A nursing diagnosis standing by itself means nothing. The meat of this care plan of yours will lie in the abnormal data (symptoms) that you collected during your assessment of this patient......in order for you to pick any nursing diagnoses for a patient you need to know what the patient's symptoms are. Although your patient isn't real you do have information available.

What I would suggest you do is to work the nursing process from step #1.

Take a look at the information you collected on the patient during your physical assessment and review of their medical record. Start making a list of abnormal data which will now become a list of their symptoms. Don't forget to include an assessment of their ability to perform ADLS (because that's what we nurses shine at). The ADLS are bathing, dressing, transferring from bed or chair, walking, eating, toilet use, and grooming. and, one more thing you should do is to look up information about symptoms that stand out to you.

What is the physiology and what are the signs and symptoms (manifestations) you are likely to see in the patient.

Did you miss any of the signs and symptoms in the patient? if so, now is the time to add them to your list.

This is all part of preparing to move onto step #2 of the process which is determining your patient's problem and choosing nursing diagnoses. but, you have to have those signs, symptoms and patient responses to back it all up.

Care plan reality: What you are calling a nursing diagnosis is actually a shorthand label for the patient problem.. The patient problem is more accurately described in the definition of the nursing diagnosis.

So tell me about your patient.......What do they need? What is your assessment......What does this tell me about the patient?

This thread is great for the nursing process.

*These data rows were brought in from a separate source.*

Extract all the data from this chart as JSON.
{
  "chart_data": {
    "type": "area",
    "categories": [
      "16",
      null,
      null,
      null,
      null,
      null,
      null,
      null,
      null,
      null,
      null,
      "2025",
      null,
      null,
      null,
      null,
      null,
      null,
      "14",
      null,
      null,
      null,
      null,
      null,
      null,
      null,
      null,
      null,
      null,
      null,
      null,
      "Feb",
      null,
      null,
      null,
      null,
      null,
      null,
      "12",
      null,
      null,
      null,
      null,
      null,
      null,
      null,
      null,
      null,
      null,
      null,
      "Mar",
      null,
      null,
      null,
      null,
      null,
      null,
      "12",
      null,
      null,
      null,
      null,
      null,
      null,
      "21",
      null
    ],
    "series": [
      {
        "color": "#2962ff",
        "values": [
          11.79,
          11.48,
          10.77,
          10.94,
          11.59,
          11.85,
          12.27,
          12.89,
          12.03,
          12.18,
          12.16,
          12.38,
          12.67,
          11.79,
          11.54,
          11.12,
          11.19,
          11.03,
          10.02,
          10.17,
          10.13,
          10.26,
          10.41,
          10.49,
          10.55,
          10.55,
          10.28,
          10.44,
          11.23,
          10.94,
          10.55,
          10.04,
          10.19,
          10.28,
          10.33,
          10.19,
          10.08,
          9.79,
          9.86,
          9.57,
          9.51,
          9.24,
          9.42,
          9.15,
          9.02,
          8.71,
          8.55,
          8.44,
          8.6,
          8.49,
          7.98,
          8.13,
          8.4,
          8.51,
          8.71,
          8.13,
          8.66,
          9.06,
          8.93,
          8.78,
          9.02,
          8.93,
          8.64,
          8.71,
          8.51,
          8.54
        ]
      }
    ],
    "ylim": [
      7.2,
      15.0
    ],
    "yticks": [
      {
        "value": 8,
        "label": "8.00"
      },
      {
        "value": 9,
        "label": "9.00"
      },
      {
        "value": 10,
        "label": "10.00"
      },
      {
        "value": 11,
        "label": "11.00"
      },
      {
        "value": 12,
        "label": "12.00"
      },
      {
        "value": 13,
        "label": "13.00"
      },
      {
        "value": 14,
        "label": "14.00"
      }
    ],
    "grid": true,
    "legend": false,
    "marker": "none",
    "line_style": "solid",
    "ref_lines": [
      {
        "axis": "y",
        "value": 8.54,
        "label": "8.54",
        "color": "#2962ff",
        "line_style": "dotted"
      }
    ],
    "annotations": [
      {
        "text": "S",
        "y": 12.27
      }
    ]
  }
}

https://allnurses.com/nursing-student-assistance/student-resources-nursing-424826.html

thanks so much for all the advice! This is a scenario we were given in class. The pt. is lactose intolerant and 10% below normal weight. I was having a hard time with the outcome, because I know he needs to gain weight, but I don't know how much would be realistic. So my outcome at first was client will: verbalize 3 foods from every food group and amounts needed for each one by end of visit. Like I said, I have no experience with this and haven't received much help from my instructors. From that outcome, my interventions were as follows...

1.) assess client's understanding of nutritional needs

2.) Provide client with resources for RDA's and list of nutritious foods that are high in calories (choosemyplate.gov)

3.) refer to dietitian

4.) Inform client he will need to return in one month to have weight reassessed

We are supposed to make up an evaluation.

Thanks again for any help! I feel like this shouldn't be hard, but then again I'm new to the whole process.